Deg…. Jantung serasa berhenti berdetak. Ya Allah…, ternyata itu yang membuat teman ngaji senyam senyum plus mengucapkan selamat.
“Oh … begitu….. boleh deh Mi, dikirim via email saja. Berhubung dua pekan yang akan datang baru bisa hadir lagi ke tempat Ummi, karena pekan depan mau ke Jawa Timur sama Bunda.”Jawab saya
Singkat cerita, Biodata Ikhwan tersebut tidak kunjung sampai juga. Entah alamat email yang salah spelling atau apalah saya tidak mengerti. Beberapa hari kemudian Ummi dan Abi silaturahim ke rumah, bertemu dengan Bunda. Karena mumpung Bunda ada di Indonesia, sekaligus pendekatan untuk rencana ta’aruf nanti.
Setelah menerima kunjungan Ummi & Abi, Bunda curiga, dan mencoba menebak-nebak ada apa dibalik kunjungan tersebut. Saya tetap belum mau menjelaskan, karena biodata ikhwan belum ditangan. Sementara teman ngaji sudah mulai kasak kusuk mengadakan pendekatan kepada Bunda (kebetulan teman ngaji sangat dekat dengan keluarga). Sampai pada satu saat, isu itu terdengar dan terbaca oleh ibunda yang agak anti dengan kegiatan pengajian saya.
“Kamu itu bagaimana sih Nduk? Lah wong ketemu sama orangnya saja belum, kenal saja belum, kerja dimana, anaknya siapa, bagaimana akhlaknya, lah kok mau dijodohin sama kamu terus kamunya mau saja piye toh?” Bunda mengungkapkan kekesalannya.
Saya berusaha menjelaskan, tahapan Ta’aruf itu seperti apa kepada bunda, tapi sepertinya bunda tidak mudah mengerti begitu saja.
“Tinggal kamu anakku yang belum menikah, pokoknya kamu harus nurut apa kata bunda. Wis… toh, jodohmu biar bunda yang cari. Ga percoyo aku sama jodoh dari temen ngaji mu itu. Ndang lihat kakak-kakakmu, hidupnya susah semua. Cuma satu orang saja yang bisa hidup senang. Lainnya apa…, susah semua. Aku ndak mau koe koyo ngono nduk.” Tambah Bunda lagi.
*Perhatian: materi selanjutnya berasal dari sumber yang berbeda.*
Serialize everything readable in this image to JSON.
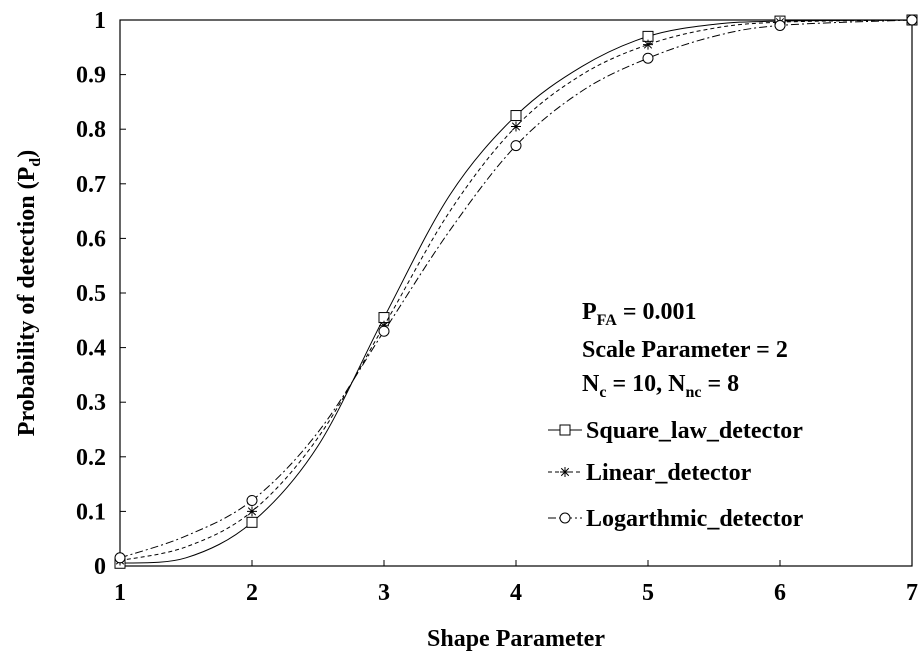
{
  "chart_data": {
    "type": "line",
    "title": "",
    "xlabel": "Shape Parameter",
    "ylabel": {
      "main": "Probability of detection (P",
      "sub": "d",
      "close": ")"
    },
    "xlim": [
      1,
      7
    ],
    "ylim": [
      0,
      1
    ],
    "x_ticks": [
      "1",
      "2",
      "3",
      "4",
      "5",
      "6",
      "7"
    ],
    "y_ticks": [
      "0",
      "0.1",
      "0.2",
      "0.3",
      "0.4",
      "0.5",
      "0.6",
      "0.7",
      "0.8",
      "0.9",
      "1"
    ],
    "grid": false,
    "legend_position": "right",
    "annotations": [
      {
        "main": "P",
        "sub": "FA",
        "rest": " = 0.001"
      },
      {
        "text": "Scale Parameter = 2"
      },
      {
        "main": "N",
        "sub": "c",
        "mid": " = 10, N",
        "sub2": "nc",
        "rest": " = 8"
      }
    ],
    "x": [
      1,
      2,
      3,
      4,
      5,
      6,
      7
    ],
    "series": [
      {
        "name": "Square_law_detector",
        "marker": "square",
        "dash": "solid",
        "values": [
          0.005,
          0.08,
          0.455,
          0.825,
          0.97,
          0.998,
          1.0
        ],
        "curve": [
          [
            1,
            0.005
          ],
          [
            1.5,
            0.015
          ],
          [
            2,
            0.08
          ],
          [
            2.5,
            0.22
          ],
          [
            3,
            0.455
          ],
          [
            3.5,
            0.68
          ],
          [
            4,
            0.825
          ],
          [
            4.5,
            0.915
          ],
          [
            5,
            0.97
          ],
          [
            5.5,
            0.992
          ],
          [
            6,
            0.998
          ],
          [
            7,
            1.0
          ]
        ]
      },
      {
        "name": "Linear_detector",
        "marker": "star",
        "dash": "dashed",
        "values": [
          0.01,
          0.1,
          0.44,
          0.805,
          0.955,
          0.996,
          1.0
        ],
        "curve": [
          [
            1,
            0.01
          ],
          [
            1.5,
            0.035
          ],
          [
            2,
            0.1
          ],
          [
            2.5,
            0.235
          ],
          [
            3,
            0.44
          ],
          [
            3.5,
            0.65
          ],
          [
            4,
            0.805
          ],
          [
            4.5,
            0.9
          ],
          [
            5,
            0.955
          ],
          [
            5.5,
            0.985
          ],
          [
            6,
            0.996
          ],
          [
            7,
            1.0
          ]
        ]
      },
      {
        "name": "Logarthmic_detector",
        "marker": "circle",
        "dash": "dashdot",
        "values": [
          0.015,
          0.12,
          0.43,
          0.77,
          0.93,
          0.99,
          1.0
        ],
        "curve": [
          [
            1,
            0.015
          ],
          [
            1.5,
            0.055
          ],
          [
            2,
            0.12
          ],
          [
            2.5,
            0.245
          ],
          [
            3,
            0.43
          ],
          [
            3.5,
            0.615
          ],
          [
            4,
            0.77
          ],
          [
            4.5,
            0.87
          ],
          [
            5,
            0.93
          ],
          [
            5.5,
            0.97
          ],
          [
            6,
            0.99
          ],
          [
            7,
            1.0
          ]
        ]
      }
    ]
  }
}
Semakin sulit rasanya saya bersikeras melanjutkan proses ta’aruf. Bingung harus bagaimana menjelaskan ke Ummi dan pihak Ikhwan.
Ya…Robbi, hamba mohon petunjuk-Mu, jika memang ini bukan jodoh hamba. Ikhlaskan hati ini untuk menerima keputusan bunda untuk tidak melanjutkan ta’aruf ini.
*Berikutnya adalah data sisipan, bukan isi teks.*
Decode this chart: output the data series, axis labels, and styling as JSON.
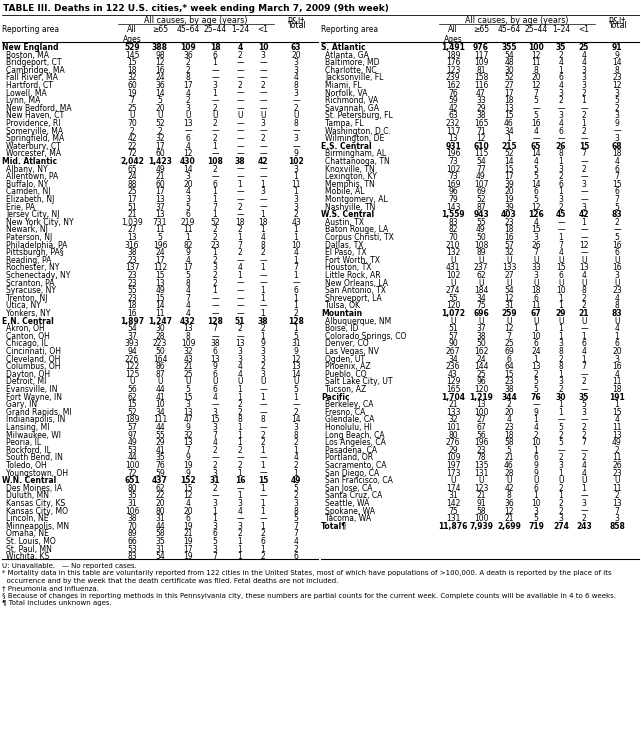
{
  "title": "TABLE III. Deaths in 122 U.S. cities,* week ending March 7, 2009 (9th week)",
  "left_rows": [
    [
      "New England",
      "529",
      "388",
      "109",
      "18",
      "4",
      "10",
      "63"
    ],
    [
      "Boston, MA",
      "145",
      "98",
      "36",
      "6",
      "2",
      "3",
      "20"
    ],
    [
      "Bridgeport, CT",
      "15",
      "12",
      "2",
      "1",
      "—",
      "—",
      "3"
    ],
    [
      "Cambridge, MA",
      "18",
      "16",
      "2",
      "—",
      "—",
      "—",
      "3"
    ],
    [
      "Fall River, MA",
      "32",
      "24",
      "8",
      "—",
      "—",
      "—",
      "4"
    ],
    [
      "Hartford, CT",
      "60",
      "36",
      "17",
      "3",
      "2",
      "2",
      "8"
    ],
    [
      "Lowell, MA",
      "19",
      "14",
      "4",
      "1",
      "—",
      "—",
      "3"
    ],
    [
      "Lynn, MA",
      "7",
      "5",
      "2",
      "—",
      "—",
      "—",
      "—"
    ],
    [
      "New Bedford, MA",
      "25",
      "20",
      "3",
      "2",
      "—",
      "—",
      "2"
    ],
    [
      "New Haven, CT",
      "U",
      "U",
      "U",
      "U",
      "U",
      "U",
      "U"
    ],
    [
      "Providence, RI",
      "70",
      "52",
      "13",
      "2",
      "—",
      "3",
      "8"
    ],
    [
      "Somerville, MA",
      "2",
      "2",
      "—",
      "—",
      "—",
      "—",
      "—"
    ],
    [
      "Springfield, MA",
      "42",
      "32",
      "6",
      "2",
      "—",
      "2",
      "3"
    ],
    [
      "Waterbury, CT",
      "22",
      "17",
      "4",
      "1",
      "—",
      "—",
      "—"
    ],
    [
      "Worcester, MA",
      "72",
      "60",
      "12",
      "—",
      "—",
      "—",
      "9"
    ],
    [
      "Mid. Atlantic",
      "2,042",
      "1,423",
      "430",
      "108",
      "38",
      "42",
      "102"
    ],
    [
      "Albany, NY",
      "65",
      "49",
      "14",
      "2",
      "—",
      "—",
      "3"
    ],
    [
      "Allentown, PA",
      "24",
      "21",
      "3",
      "—",
      "—",
      "—",
      "1"
    ],
    [
      "Buffalo, NY",
      "88",
      "60",
      "20",
      "6",
      "1",
      "1",
      "11"
    ],
    [
      "Camden, NJ",
      "25",
      "17",
      "4",
      "1",
      "—",
      "3",
      "1"
    ],
    [
      "Elizabeth, NJ",
      "17",
      "13",
      "3",
      "1",
      "—",
      "—",
      "3"
    ],
    [
      "Erie, PA",
      "51",
      "37",
      "5",
      "7",
      "2",
      "—",
      "3"
    ],
    [
      "Jersey City, NJ",
      "21",
      "13",
      "6",
      "1",
      "—",
      "1",
      "2"
    ],
    [
      "New York City, NY",
      "1,039",
      "731",
      "219",
      "52",
      "18",
      "18",
      "43"
    ],
    [
      "Newark, NJ",
      "27",
      "11",
      "11",
      "2",
      "2",
      "1",
      "1"
    ],
    [
      "Paterson, NJ",
      "13",
      "5",
      "1",
      "2",
      "1",
      "4",
      "1"
    ],
    [
      "Philadelphia, PA",
      "316",
      "196",
      "82",
      "23",
      "7",
      "8",
      "10"
    ],
    [
      "Pittsburgh, PA§",
      "38",
      "24",
      "9",
      "1",
      "2",
      "2",
      "4"
    ],
    [
      "Reading, PA",
      "23",
      "17",
      "4",
      "2",
      "—",
      "—",
      "1"
    ],
    [
      "Rochester, NY",
      "137",
      "112",
      "17",
      "3",
      "4",
      "1",
      "7"
    ],
    [
      "Schenectady, NY",
      "23",
      "15",
      "5",
      "2",
      "1",
      "—",
      "1"
    ],
    [
      "Scranton, PA",
      "23",
      "13",
      "8",
      "2",
      "—",
      "—",
      "—"
    ],
    [
      "Syracuse, NY",
      "55",
      "49",
      "4",
      "1",
      "—",
      "1",
      "6"
    ],
    [
      "Trenton, NJ",
      "23",
      "15",
      "7",
      "—",
      "—",
      "1",
      "1"
    ],
    [
      "Utica, NY",
      "18",
      "14",
      "4",
      "—",
      "—",
      "—",
      "1"
    ],
    [
      "Yonkers, NY",
      "16",
      "11",
      "4",
      "—",
      "—",
      "1",
      "2"
    ],
    [
      "E.N. Central",
      "1,897",
      "1,247",
      "432",
      "128",
      "51",
      "38",
      "128"
    ],
    [
      "Akron, OH",
      "54",
      "30",
      "13",
      "7",
      "2",
      "2",
      "1"
    ],
    [
      "Canton, OH",
      "37",
      "28",
      "8",
      "—",
      "—",
      "1",
      "5"
    ],
    [
      "Chicago, IL",
      "393",
      "223",
      "109",
      "38",
      "13",
      "9",
      "31"
    ],
    [
      "Cincinnati, OH",
      "94",
      "50",
      "32",
      "6",
      "3",
      "3",
      "9"
    ],
    [
      "Cleveland, OH",
      "226",
      "164",
      "43",
      "13",
      "3",
      "3",
      "12"
    ],
    [
      "Columbus, OH",
      "122",
      "86",
      "21",
      "9",
      "4",
      "2",
      "13"
    ],
    [
      "Dayton, OH",
      "125",
      "87",
      "25",
      "6",
      "4",
      "3",
      "14"
    ],
    [
      "Detroit, MI",
      "U",
      "U",
      "U",
      "U",
      "U",
      "U",
      "U"
    ],
    [
      "Evansville, IN",
      "56",
      "44",
      "5",
      "6",
      "1",
      "—",
      "5"
    ],
    [
      "Fort Wayne, IN",
      "62",
      "41",
      "15",
      "4",
      "1",
      "1",
      "1"
    ],
    [
      "Gary, IN",
      "15",
      "10",
      "3",
      "—",
      "2",
      "—",
      "—"
    ],
    [
      "Grand Rapids, MI",
      "52",
      "34",
      "13",
      "3",
      "2",
      "—",
      "2"
    ],
    [
      "Indianapolis, IN",
      "189",
      "111",
      "47",
      "15",
      "8",
      "8",
      "14"
    ],
    [
      "Lansing, MI",
      "57",
      "44",
      "9",
      "3",
      "1",
      "—",
      "3"
    ],
    [
      "Milwaukee, WI",
      "97",
      "55",
      "32",
      "7",
      "1",
      "2",
      "8"
    ],
    [
      "Peoria, IL",
      "49",
      "29",
      "13",
      "4",
      "1",
      "2",
      "2"
    ],
    [
      "Rockford, IL",
      "53",
      "41",
      "7",
      "2",
      "2",
      "1",
      "1"
    ],
    [
      "South Bend, IN",
      "44",
      "35",
      "9",
      "—",
      "—",
      "—",
      "4"
    ],
    [
      "Toledo, OH",
      "100",
      "76",
      "19",
      "2",
      "2",
      "1",
      "2"
    ],
    [
      "Youngstown, OH",
      "72",
      "59",
      "9",
      "3",
      "1",
      "—",
      "1"
    ],
    [
      "W.N. Central",
      "651",
      "437",
      "152",
      "31",
      "16",
      "15",
      "49"
    ],
    [
      "Des Moines, IA",
      "80",
      "62",
      "15",
      "2",
      "—",
      "1",
      "5"
    ],
    [
      "Duluth, MN",
      "35",
      "22",
      "12",
      "—",
      "1",
      "—",
      "2"
    ],
    [
      "Kansas City, KS",
      "31",
      "20",
      "4",
      "3",
      "3",
      "1",
      "3"
    ],
    [
      "Kansas City, MO",
      "106",
      "80",
      "20",
      "1",
      "4",
      "1",
      "8"
    ],
    [
      "Lincoln, NE",
      "38",
      "31",
      "6",
      "1",
      "—",
      "—",
      "5"
    ],
    [
      "Minneapolis, MN",
      "70",
      "44",
      "19",
      "3",
      "3",
      "1",
      "7"
    ],
    [
      "Omaha, NE",
      "89",
      "58",
      "21",
      "6",
      "2",
      "2",
      "7"
    ],
    [
      "St. Louis, MO",
      "66",
      "35",
      "19",
      "5",
      "1",
      "6",
      "4"
    ],
    [
      "St. Paul, MN",
      "53",
      "31",
      "17",
      "3",
      "1",
      "1",
      "2"
    ],
    [
      "Wichita, KS",
      "83",
      "54",
      "19",
      "7",
      "1",
      "2",
      "6"
    ]
  ],
  "right_rows": [
    [
      "S. Atlantic",
      "1,491",
      "976",
      "355",
      "100",
      "35",
      "25",
      "91"
    ],
    [
      "Atlanta, GA",
      "189",
      "117",
      "54",
      "12",
      "2",
      "4",
      "9"
    ],
    [
      "Baltimore, MD",
      "176",
      "109",
      "48",
      "11",
      "4",
      "4",
      "14"
    ],
    [
      "Charlotte, NC",
      "123",
      "81",
      "30",
      "8",
      "1",
      "3",
      "8"
    ],
    [
      "Jacksonville, FL",
      "239",
      "158",
      "52",
      "20",
      "6",
      "3",
      "23"
    ],
    [
      "Miami, FL",
      "162",
      "116",
      "27",
      "12",
      "4",
      "3",
      "12"
    ],
    [
      "Norfolk, VA",
      "76",
      "47",
      "17",
      "7",
      "3",
      "2",
      "3"
    ],
    [
      "Richmond, VA",
      "59",
      "33",
      "18",
      "5",
      "2",
      "1",
      "5"
    ],
    [
      "Savannah, GA",
      "42",
      "29",
      "13",
      "—",
      "—",
      "—",
      "2"
    ],
    [
      "St. Petersburg, FL",
      "63",
      "38",
      "15",
      "5",
      "3",
      "2",
      "3"
    ],
    [
      "Tampa, FL",
      "232",
      "165",
      "46",
      "16",
      "4",
      "1",
      "9"
    ],
    [
      "Washington, D.C.",
      "117",
      "71",
      "34",
      "4",
      "6",
      "2",
      "—"
    ],
    [
      "Wilmington, DE",
      "13",
      "12",
      "1",
      "—",
      "—",
      "—",
      "3"
    ],
    [
      "E.S. Central",
      "931",
      "610",
      "215",
      "65",
      "26",
      "15",
      "68"
    ],
    [
      "Birmingham, AL",
      "196",
      "115",
      "52",
      "14",
      "8",
      "7",
      "18"
    ],
    [
      "Chattanooga, TN",
      "73",
      "54",
      "14",
      "4",
      "1",
      "—",
      "4"
    ],
    [
      "Knoxville, TN",
      "102",
      "77",
      "15",
      "5",
      "3",
      "2",
      "6"
    ],
    [
      "Lexington, KY",
      "73",
      "49",
      "17",
      "5",
      "2",
      "—",
      "7"
    ],
    [
      "Memphis, TN",
      "169",
      "107",
      "39",
      "14",
      "6",
      "3",
      "15"
    ],
    [
      "Mobile, AL",
      "96",
      "69",
      "20",
      "6",
      "1",
      "—",
      "6"
    ],
    [
      "Montgomery, AL",
      "79",
      "52",
      "19",
      "5",
      "3",
      "—",
      "7"
    ],
    [
      "Nashville, TN",
      "143",
      "87",
      "39",
      "12",
      "2",
      "3",
      "5"
    ],
    [
      "W.S. Central",
      "1,559",
      "943",
      "403",
      "126",
      "45",
      "42",
      "83"
    ],
    [
      "Austin, TX",
      "83",
      "55",
      "23",
      "4",
      "—",
      "1",
      "2"
    ],
    [
      "Baton Rouge, LA",
      "82",
      "49",
      "18",
      "15",
      "—",
      "—",
      "—"
    ],
    [
      "Corpus Christi, TX",
      "70",
      "50",
      "16",
      "3",
      "1",
      "—",
      "5"
    ],
    [
      "Dallas, TX",
      "210",
      "108",
      "57",
      "26",
      "7",
      "12",
      "16"
    ],
    [
      "El Paso, TX",
      "132",
      "89",
      "32",
      "7",
      "4",
      "—",
      "6"
    ],
    [
      "Fort Worth, TX",
      "U",
      "U",
      "U",
      "U",
      "U",
      "U",
      "U"
    ],
    [
      "Houston, TX",
      "431",
      "237",
      "133",
      "33",
      "15",
      "13",
      "16"
    ],
    [
      "Little Rock, AR",
      "102",
      "62",
      "27",
      "3",
      "6",
      "4",
      "3"
    ],
    [
      "New Orleans, LA",
      "U",
      "U",
      "U",
      "U",
      "U",
      "U",
      "U"
    ],
    [
      "San Antonio, TX",
      "274",
      "184",
      "54",
      "18",
      "10",
      "8",
      "23"
    ],
    [
      "Shreveport, LA",
      "55",
      "34",
      "12",
      "6",
      "1",
      "2",
      "4"
    ],
    [
      "Tulsa, OK",
      "120",
      "75",
      "31",
      "11",
      "1",
      "2",
      "8"
    ],
    [
      "Mountain",
      "1,072",
      "696",
      "259",
      "67",
      "29",
      "21",
      "83"
    ],
    [
      "Albuquerque, NM",
      "U",
      "U",
      "U",
      "U",
      "U",
      "U",
      "U"
    ],
    [
      "Boise, ID",
      "51",
      "37",
      "12",
      "1",
      "1",
      "—",
      "4"
    ],
    [
      "Colorado Springs, CO",
      "57",
      "38",
      "7",
      "10",
      "1",
      "1",
      "1"
    ],
    [
      "Denver, CO",
      "90",
      "50",
      "25",
      "6",
      "3",
      "6",
      "6"
    ],
    [
      "Las Vegas, NV",
      "267",
      "162",
      "69",
      "24",
      "8",
      "4",
      "20"
    ],
    [
      "Ogden, UT",
      "34",
      "24",
      "6",
      "1",
      "2",
      "1",
      "3"
    ],
    [
      "Phoenix, AZ",
      "236",
      "144",
      "64",
      "13",
      "8",
      "7",
      "16"
    ],
    [
      "Pueblo, CO",
      "43",
      "25",
      "15",
      "2",
      "1",
      "—",
      "4"
    ],
    [
      "Salt Lake City, UT",
      "129",
      "96",
      "23",
      "5",
      "3",
      "2",
      "11"
    ],
    [
      "Tucson, AZ",
      "165",
      "120",
      "38",
      "5",
      "2",
      "—",
      "18"
    ],
    [
      "Pacific",
      "1,704",
      "1,219",
      "344",
      "76",
      "30",
      "35",
      "191"
    ],
    [
      "Berkeley, CA",
      "21",
      "13",
      "2",
      "—",
      "1",
      "5",
      "1"
    ],
    [
      "Fresno, CA",
      "133",
      "100",
      "20",
      "9",
      "1",
      "3",
      "15"
    ],
    [
      "Glendale, CA",
      "32",
      "27",
      "4",
      "1",
      "—",
      "—",
      "4"
    ],
    [
      "Honolulu, HI",
      "101",
      "67",
      "23",
      "4",
      "5",
      "2",
      "11"
    ],
    [
      "Long Beach, CA",
      "80",
      "56",
      "18",
      "2",
      "2",
      "2",
      "13"
    ],
    [
      "Los Angeles, CA",
      "276",
      "196",
      "58",
      "10",
      "5",
      "7",
      "49"
    ],
    [
      "Pasadena, CA",
      "29",
      "23",
      "5",
      "1",
      "—",
      "—",
      "2"
    ],
    [
      "Portland, OR",
      "109",
      "78",
      "21",
      "6",
      "2",
      "2",
      "11"
    ],
    [
      "Sacramento, CA",
      "197",
      "135",
      "46",
      "9",
      "3",
      "4",
      "26"
    ],
    [
      "San Diego, CA",
      "173",
      "131",
      "28",
      "9",
      "1",
      "4",
      "23"
    ],
    [
      "San Francisco, CA",
      "U",
      "U",
      "U",
      "U",
      "U",
      "U",
      "U"
    ],
    [
      "San Jose, CA",
      "174",
      "123",
      "42",
      "6",
      "2",
      "1",
      "11"
    ],
    [
      "Santa Cruz, CA",
      "31",
      "21",
      "8",
      "1",
      "1",
      "—",
      "2"
    ],
    [
      "Seattle, WA",
      "142",
      "91",
      "36",
      "10",
      "2",
      "3",
      "13"
    ],
    [
      "Spokane, WA",
      "75",
      "58",
      "12",
      "3",
      "2",
      "—",
      "7"
    ],
    [
      "Tacoma, WA",
      "131",
      "100",
      "21",
      "5",
      "3",
      "2",
      "3"
    ],
    [
      "Total¶",
      "11,876",
      "7,939",
      "2,699",
      "719",
      "274",
      "243",
      "858"
    ]
  ],
  "footnotes": [
    "U: Unavailable.   — No reported cases.",
    "* Mortality data in this table are voluntarily reported from 122 cities in the United States, most of which have populations of >100,000. A death is reported by the place of its",
    "  occurrence and by the week that the death certificate was filed. Fetal deaths are not included.",
    "† Pneumonia and influenza.",
    "§ Because of changes in reporting methods in this Pennsylvania city, these numbers are partial counts for the current week. Complete counts will be available in 4 to 6 weeks.",
    "¶ Total includes unknown ages."
  ],
  "bg_color": "#ffffff",
  "sections": [
    "New England",
    "Mid. Atlantic",
    "E.N. Central",
    "W.N. Central",
    "S. Atlantic",
    "E.S. Central",
    "W.S. Central",
    "Mountain",
    "Pacific",
    "Total"
  ]
}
Beliau tidak setuju saya dijodohkan, dengan orang yang belum dikenal dengan baik. Bagaimana mau mengadakan pendekatan ke orang tua, biodata si Ikhwan saja tidak tau. Apa yang harus saya sampaikan benar-benar tidak ada bahan. Yang ada saya jadi bulan-bulanan dicomplain bunda. Menurut sumber yang dipercaya, si Ikhwan sudah berharap banyak pada saya. Ikhwan tersebut sudah mantap hatinya, hasil istikharah sekian lama.
Beberapa kali Ummi juga tetap mencoba untuk melaksanakan ta’aruf, dan melakukan pendekatan pada bunda, tapi Allah berkehendak lain. Terbukti dari nyasarnya saya hari itu, tidak melihat wajah si ikhwan, biodata yang tidak kunjung datang ke alamat email saya, sampai dengan sikap bunda yang tidak setuju 100%. Duh…., dengan berat hati mencoba menjelaskan tentang sikap bunda ke Ummi. Berharap semoga Ikhwannya mengerti dan memaafkan saya. Yakin, saja. Mungkin ini belum jodoh dari-Nya. Yakin saja, bahwa si Ikhwan nantinya akan mendapatkan akhwat yang lebih baik dari saya, begitupun sebaliknya.